Действие это объяснялось будто бы необходимостью в тогдашних обстоятельствах по случаю войны с Турцией. Мы увлеклись минутным раздражением против мусульманства, но гнев – худой советник, и пожертвование общими соображениями и постоянными целями для удовлетворения временных потребностей, конечно, ошибочная политика.
Опасаясь мнимого усиления мусульманства в случае упрочения кашгарского государства, которое, не имея устойчивости, должно было, однако же, дорожить дружбою с нами, мы оказали для разрушения его содействие соседу несравненно более опасному и могущественному, с которым притом обстоятельства подготовляли неизбежные столкновения в будущем и который имел веками уже утвержденную устойчивую политику: стремиться всегда рано или поздно возвращать все потерянное, политику, поощренную притом недавним успехом в подавлении восстания тайпинов и в разрушении образовавшегося было в Юнани мусульманского государства Пантаев.
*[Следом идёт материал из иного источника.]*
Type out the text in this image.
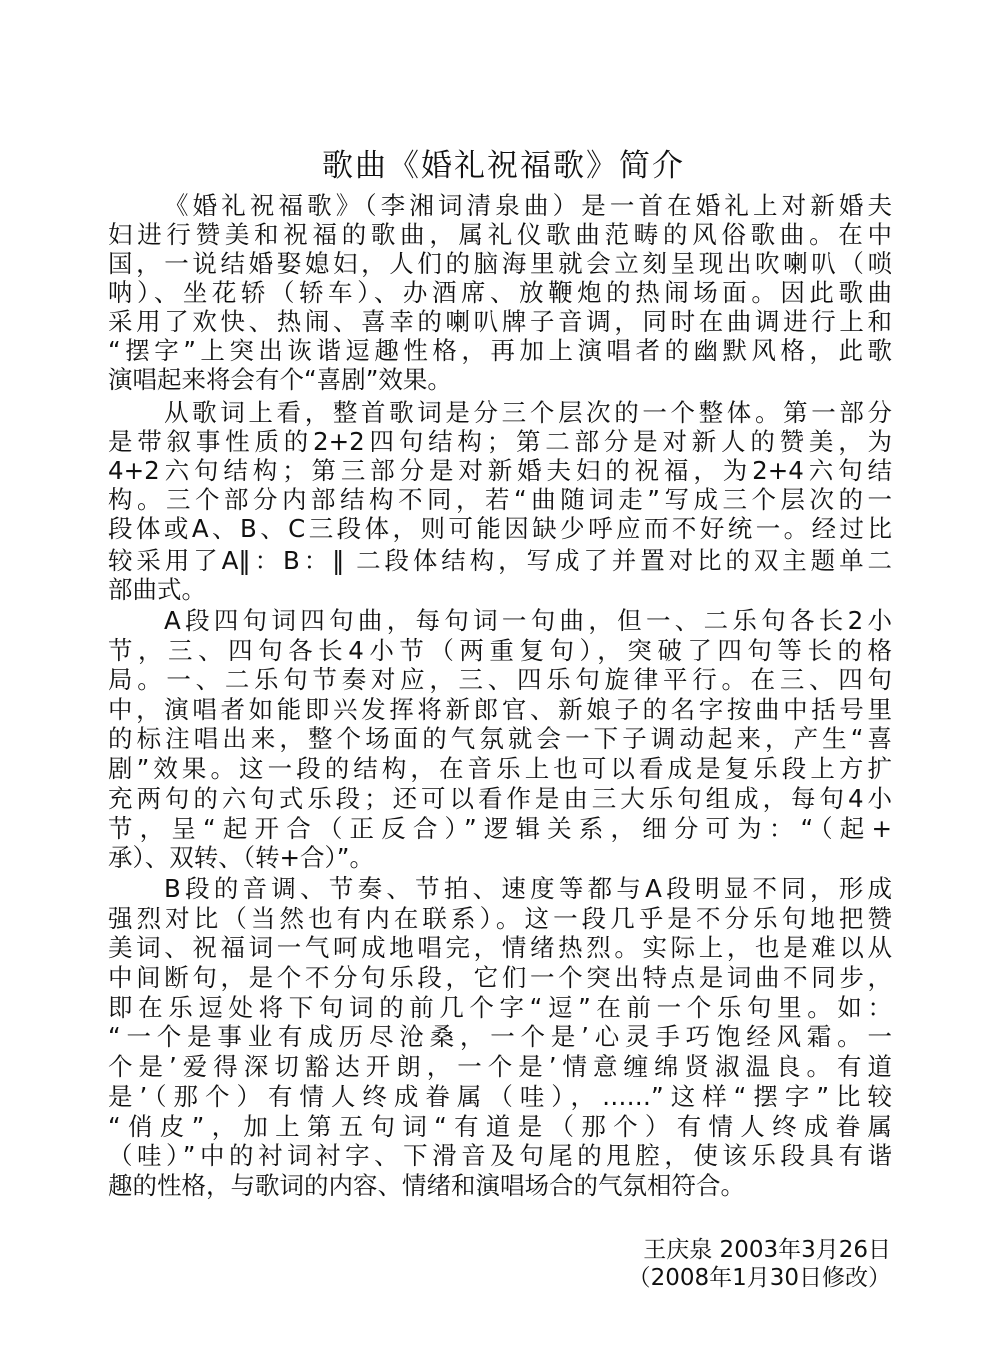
歌曲《婚礼祝福歌》简介
《婚礼祝福歌》（李湘词清泉曲）是一首在婚礼上对新婚夫
妇进行赞美和祝福的歌曲，属礼仪歌曲范畴的风俗歌曲。在中
国，一说结婚娶媳妇，人们的脑海里就会立刻呈现出吹喇叭（唢
呐）、坐花轿（轿车）、办酒席、放鞭炮的热闹场面。因此歌曲
采用了欢快、热闹、喜幸的喇叭牌子音调，同时在曲调进行上和
“摆字”上突出诙谐逗趣性格，再加上演唱者的幽默风格，此歌
演唱起来将会有个“喜剧”效果。
从歌词上看，整首歌词是分三个层次的一个整体。第一部分
是带叙事性质的2+2四句结构；第二部分是对新人的赞美，为
4+2六句结构；第三部分是对新婚夫妇的祝福，为2+4六句结
构。三个部分内部结构不同，若“曲随词走”写成三个层次的一
段体或A、B、C三段体，则可能因缺少呼应而不好统一。经过比
较采用了A‖：B：‖ 二段体结构，写成了并置对比的双主题单二
部曲式。
A段四句词四句曲，每句词一句曲，但一、二乐句各长2小
节，三、四句各长4小节（两重复句），突破了四句等长的格
局。一、二乐句节奏对应，三、四乐句旋律平行。在三、四句
中，演唱者如能即兴发挥将新郎官、新娘子的名字按曲中括号里
的标注唱出来，整个场面的气氛就会一下子调动起来，产生“喜
剧”效果。这一段的结构，在音乐上也可以看成是复乐段上方扩
充两句的六句式乐段；还可以看作是由三大乐句组成，每句4小
节，呈“起开合（正反合）”逻辑关系，细分可为：“（起+
承）、双转、（转+合）”。
B段的音调、节奏、节拍、速度等都与A段明显不同，形成
强烈对比（当然也有内在联系）。这一段几乎是不分乐句地把赞
美词、祝福词一气呵成地唱完，情绪热烈。实际上，也是难以从
中间断句，是个不分句乐段，它们一个突出特点是词曲不同步，
即在乐逗处将下句词的前几个字“逗”在前一个乐句里。如：
“一个是事业有成历尽沧桑，一个是’心灵手巧饱经风霜。一
个是’爱得深切豁达开朗，一个是’情意缠绵贤淑温良。有道
是’（那个）有情人终成眷属（哇），……”这样“摆字”比较
“俏皮”，加上第五句词“有道是（那个）有情人终成眷属
（哇）”中的衬词衬字、下滑音及句尾的甩腔，使该乐段具有谐
趣的性格，与歌词的内容、情绪和演唱场合的气氛相符合。
王庆泉 2003年3月26日
（2008年1月30日修改）
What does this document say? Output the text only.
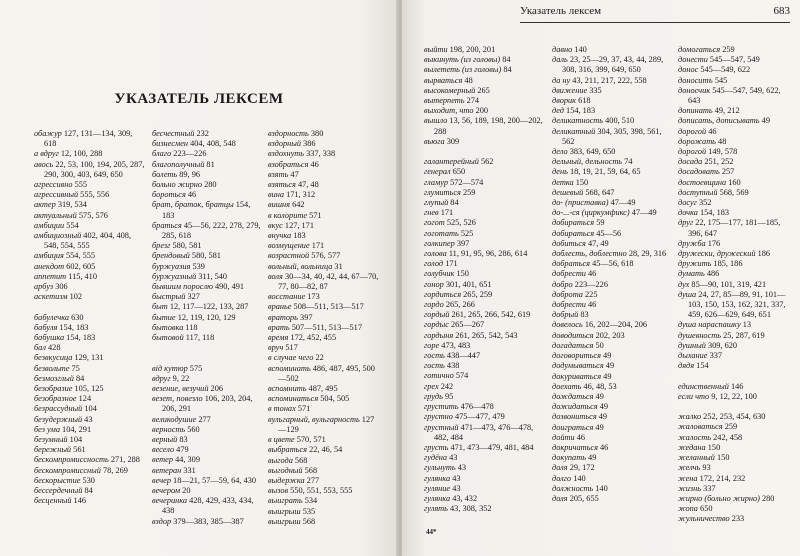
УКАЗАТЕЛЬ ЛЕКСЕМ
обажур 127, 131—134, 309, 618
а вдруг 12, 100, 288
авось 22, 53, 100, 194, 205, 287, 290, 300, 403, 649, 650
агрессивно 555
агрессивный 555, 556
актер 319, 534
актуальный 575, 576
амбиции 554
амбициозный 402, 404, 408, 548, 554, 555
амбиция 554, 555
анекдот 602, 605
аппетит 115, 410
арбуз 306
аскетизм 102
бабулечка 630
бабуля 154, 183
бабушка 154, 183
бал 428
безвкусица 129, 131
безвольте 75
безмозглый 84
безобразие 105, 125
безобразное 124
безрассудный 104
безудержный 43
без ума 104, 291
безумный 104
бережный 561
бескомпромиссность 271, 288
бескомпромиссный 78, 269
бескорыстие 530
бессердечный 84
бесценный 146
бесчестный 232
бизнесмен 404, 408, 548
благо 223—226
благополучный 81
болеть 89, 96
больно жирно 280
бороться 46
брат, браток, братцы 154, 183
браться 45—56, 222, 278, 279, 285, 618
брезг 580, 581
брендовый 580, 581
буржуазия 539
буржуазный 311, 540
бывшим порослю 490, 491
быстрый 327
быт 12, 117—122, 133, 287
бытие 12, 119, 120, 129
бытовка 118
бытовой 117, 118
від кутюр 575
вдруг 9, 22
везение, везучий 206
везет, повезло 106, 203, 204, 206, 291
великодушие 277
верность 560
верный 83
весело 479
ветер 44, 309
ветеран 331
вечер 18—21, 57—59, 64, 430
вечером 20
вечеринка 428, 429, 433, 434, 438
вздор 379—383, 385—387
вздорность 380
вздорный 386
вздохнуть 337, 338
взобраться 46
взять 47
взяться 47, 48
вина 171, 312
вишня 642
в колорите 571
вкус 127, 171
внучка 183
возмущение 171
возрастной 576, 577
вольный, вольница 31
воля 30—34, 40, 42, 44, 67—70, 77, 80—82, 87
восстание 173
вранье 508—511, 513—517
враторь 397
врать 507—511, 513—517
время 172, 452, 455
вруч 517
в случае чего 22
вспоминать 486, 487, 495, 500—502
вспомнить 487, 495
вспоминаться 504, 505
в тонах 571
вульгарный, вульгарность 127—129
в цвете 570, 571
выбраться 22, 46, 54
выгода 568
выгодный 568
выдержка 277
вызов 550, 551, 553, 555
выиграть 534
выигрыш 535
выигрыш 568
Указатель лексем	683
выйти 198, 200, 201
выкинуть (из головы) 84
вылететь (из головы) 84
вырваться 48
высокомерный 265
вытерпеть 274
выходит, что 200
вышло 13, 56, 189, 198, 200—202, 288
вьюга 309
галантерейный 562
генерал 650
гламур 572—574
глумиться 259
глупый 84
гнев 171
гогот 525, 526
гоготать 525
голкипер 397
голова 11, 91, 95, 96, 286, 614
голод 171
голубчик 150
гонор 301, 401, 651
гордиться 265, 259
гордо 265, 266
гордый 261, 265, 266, 542, 619
гордыс 265—267
гордыня 261, 265, 542, 543
горе 473, 483
гость 438—447
гость 438
готично 574
грех 242
грудь 95
грустить 476—478
грустно 475—477, 479
грустный 471—473, 476—478, 482, 484
грусть 471, 473—479, 481, 484
гудёна 43
гульнуть 43
гулянка 43
гуляние 43
гулянка 43, 432
гулять 43, 308, 352
давно 140
даль 23, 25—29, 37, 43, 44, 289, 308, 316, 399, 649, 650
да ну 43, 211, 217, 222, 558
движение 335
дворик 618
дед 154, 183
деликатность 400, 510
деликатный 304, 305, 398, 561, 562
дело 383, 649, 650
дельный, дельность 74
день 18, 19, 21, 59, 64, 65
детка 150
дешевый 568, 647
до- (приставка) 47—49
до-...-ся (циркумфикс) 47—49
добираться 59
добираться 45—56
добиться 47, 49
доблесть, доблестно 28, 29, 316
добраться 45—56, 618
добрести 46
добро 223—226
доброта 225
добрести 46
добрый 83
довелось 16, 202—204, 206
доводиться 202, 203
догадаться 50
договориться 49
додумываться 49
докуриваться 49
доехать 46, 48, 53
дождаться 49
дожидаться 49
дозвониться 49
доиграться 49
дойти 46
докричаться 46
докупать 49
доля 29, 172
долго 140
должность 140
доля 205, 655
домогаться 259
донести 545—547, 549
донос 545—549, 622
доноситъ 545
доносчик 545—547, 549, 622, 643
допинать 49, 212
дописать, дописывать 49
дорогой 46
дорожать 48
дорогой 149, 578
досада 251, 252
досадовать 257
достоевщина 160
доступный 568, 569
досуг 352
дочка 154, 183
друг 22, 175—177, 181—185, 396, 647
дружба 176
дружески, дружеский 186
дружить 185, 186
думать 486
дух 85—90, 101, 319, 421
душа 24, 27, 85—89, 91, 101—103, 150, 153, 162, 321, 337, 459, 626—629, 649, 651
душа нараспашку 13
душевность 25, 287, 619
душный 309, 620
дыхание 337
дядя 154
единственный 146
если что 9, 12, 22, 100
жалко 252, 253, 454, 630
жаловаться 259
жалость 242, 458
жедана 150
желанный 150
желчь 93
жена 172, 214, 232
жизнь 337
жирно (больно жирно) 280
жопа 650
жульничество 233
44*
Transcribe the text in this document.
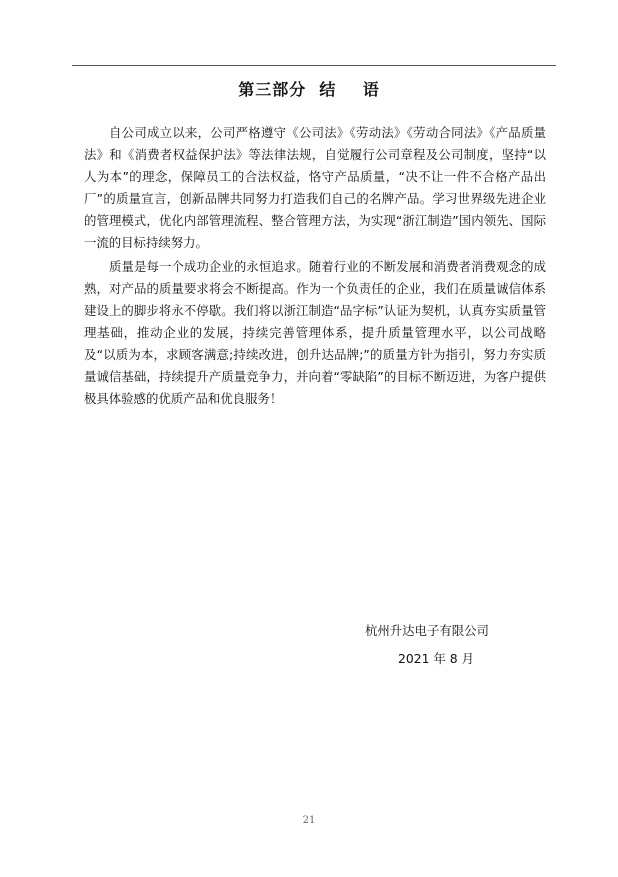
第三部分  结    语

自公司成立以来，公司严格遵守《公司法》《劳动法》《劳动合同法》《产品质量法》和《消费者权益保护法》等法律法规，自觉履行公司章程及公司制度，坚持“以人为本”的理念，保障员工的合法权益，恪守产品质量，“决不让一件不合格产品出厂”的质量宣言，创新品牌共同努力打造我们自己的名牌产品。学习世界级先进企业的管理模式，优化内部管理流程、整合管理方法，为实现“浙江制造”国内领先、国际一流的目标持续努力。

质量是每一个成功企业的永恒追求。随着行业的不断发展和消费者消费观念的成熟，对产品的质量要求将会不断提高。作为一个负责任的企业，我们在质量诚信体系建设上的脚步将永不停歇。我们将以浙江制造“品字标”认证为契机，认真夯实质量管理基础，推动企业的发展，持续完善管理体系，提升质量管理水平，以公司战略及“以质为本，求顾客满意;持续改进，创升达品牌;”的质量方针为指引，努力夯实质量诚信基础，持续提升产质量竞争力，并向着“零缺陷”的目标不断迈进，为客户提供极具体验感的优质产品和优良服务！

杭州升达电子有限公司
2021 年 8 月
21
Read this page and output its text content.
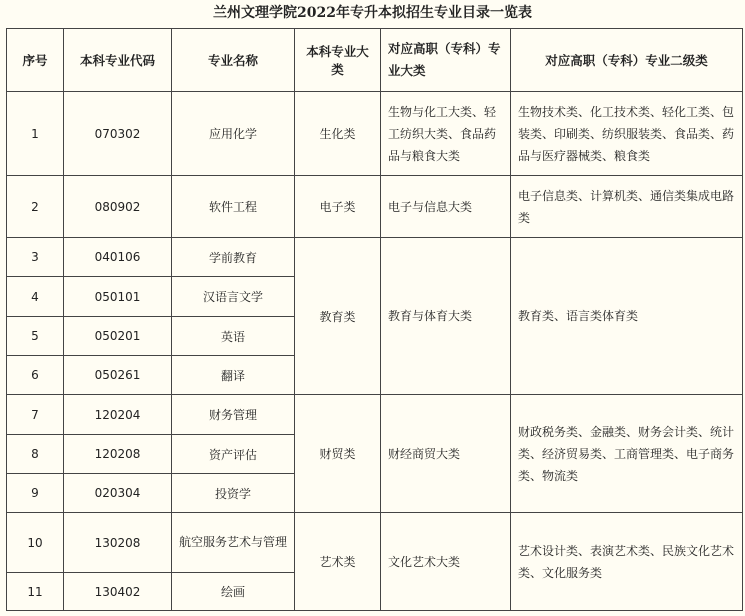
兰州文理学院2022年专升本拟招生专业目录一览表
序号	本科专业代码	专业名称	本科专业大类	对应高职（专科）专业大类	对应高职（专科）专业二级类
1	070302	应用化学	生化类	生物与化工大类、轻工纺织大类、食品药品与粮食大类	生物技术类、化工技术类、轻化工类、包装类、印刷类、纺织服装类、食品类、药品与医疗器械类、粮食类
2	080902	软件工程	电子类	电子与信息大类	电子信息类、计算机类、通信类集成电路类
3	040106	学前教育	教育类	教育与体育大类	教育类、语言类体育类
4	050101	汉语言文学			
5	050201	英语			
6	050261	翻译			
7	120204	财务管理	财贸类	财经商贸大类	财政税务类、金融类、财务会计类、统计类、经济贸易类、工商管理类、电子商务类、物流类
8	120208	资产评估			
9	020304	投资学			
10	130208	航空服务艺术与管理	艺术类	文化艺术大类	艺术设计类、表演艺术类、民族文化艺术类、文化服务类
11	130402	绘画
Между тем очевидно было, что с Китаем дело будет труднее, нежели с возникающими время от времени мусульманскими государствами среди полудиких племен Средней Азии, не имеющих никогда ни определенного государственного устройства, ни преемственной политики, тогда как в Китае государственное устройство и политические предания, освященные веками, представляли такую прочность, что подчиняли им даже все завоевывавшие Китай народы…
Когда мы сообразим все это, то поймем причины, по которым всякий успех в войнах с Китаем будет только временный и не заставит поэтому китайцев отступиться от требований возврата Кульджи, а затем и Амура.
Конечно, побуждения относительно Кульджи и Амура совершенно различны. Смотря на дело с китайской точки зрения, в Амурском деле главное значение имеет национальное самолюбие и раздражение против России за отнятие страны в то время, когда Китай был в дружбе с Россией; собственно же Приамурский и Уссурийский края могли быть нужны Китаю разве в далеком только будущем. Но Кульджу китайцы считают необходимою для удержания господства своего во вновь завоеванном Туркестане, Джунгарии и Кашгаре, а готовясь к столкновению с Китаем необходимо знать и принимать в расчет и его мнения. Известно, что, по преданиям местным, еще Тамерлан сознавал всю стратегическую важность обладания верховьем реки Или и горными проходами, открывающими вход в Восточный Туркестан. Поэтому, отправляясь для завоевания Китая, он оставил часть войска в Кульдже, из чего даже выводят и происхождение названия дунганей, так как это слово означает «оставшиеся».
Вследствие этого и надо ожидать, что китайцы будут настойчиво домогаться обладания Кульджою, и если не успеют в том в настоящем случае, то будут возобновлять попытки при всяких более благоприятных, по их мнению, обстоятельствах, так что на прочный с ними мир нельзя уже более рассчитывать, пока Китай не будет сам потрясен в своей основе. Что же касается до Амурского и Уссурийского краев, то они могут ему быть нужны только для размещения излишка населения, давно уже перешедшего за Великую стену и начавшего заселять многие места в Монголии и Маньчжурии, особенно в последней, где большую часть населения составляют уже китайцы, а не коренные маньчжуры, сильно истребленные в последних войнах с тайпинами и с европейцами, но преимущественно в первой войне с Англией, в 1840 году. Поэтому из всего вышеизложенного очевидно, что вооруженное столкновение с Китаем неизбежно если не в настоящем, то не в далеком будущем, и остается рассмотреть, какие могут из того быть последствия для России и как мы должны поступать.
Что мы можем нанести вред, и даже сильный вред, Китаю – это несомненно, но нанести вред противнику еще не всегда значит извлечь из этого пользу себе. Известно, что вследствие успеха на войне главное вознаграждение составляет всегда приобретение территории и лучше всего с однородными государству жителями. Одни деньги не могут быть вполне соответственным вознаграждением за потери и убытки на войне, так как, кроме материальных пожертвований, существуют потери не оценимые вещественно, потери людей, которые вознаграждаются или приобретением новых подданных, или достижением высших нравственных целей.
Теперь вопрос именно в том, может ли быть для нас полезным приобретение какой бы то ни было новой территории в Средней Азии и может ли оно служить вознаграждением не только за потери во время войны, но и за те расходы, которых потребует напряжение сил для удержания приобретенного и для всегдашней готовности к отпору – при несомненной уверенности в постоянном уже отныне враждебном расположении Китая и поползновении его делать попытки к восстановлению вещественного обладания потерянными странами и нравственного влияния и обаяния в Средней Азии.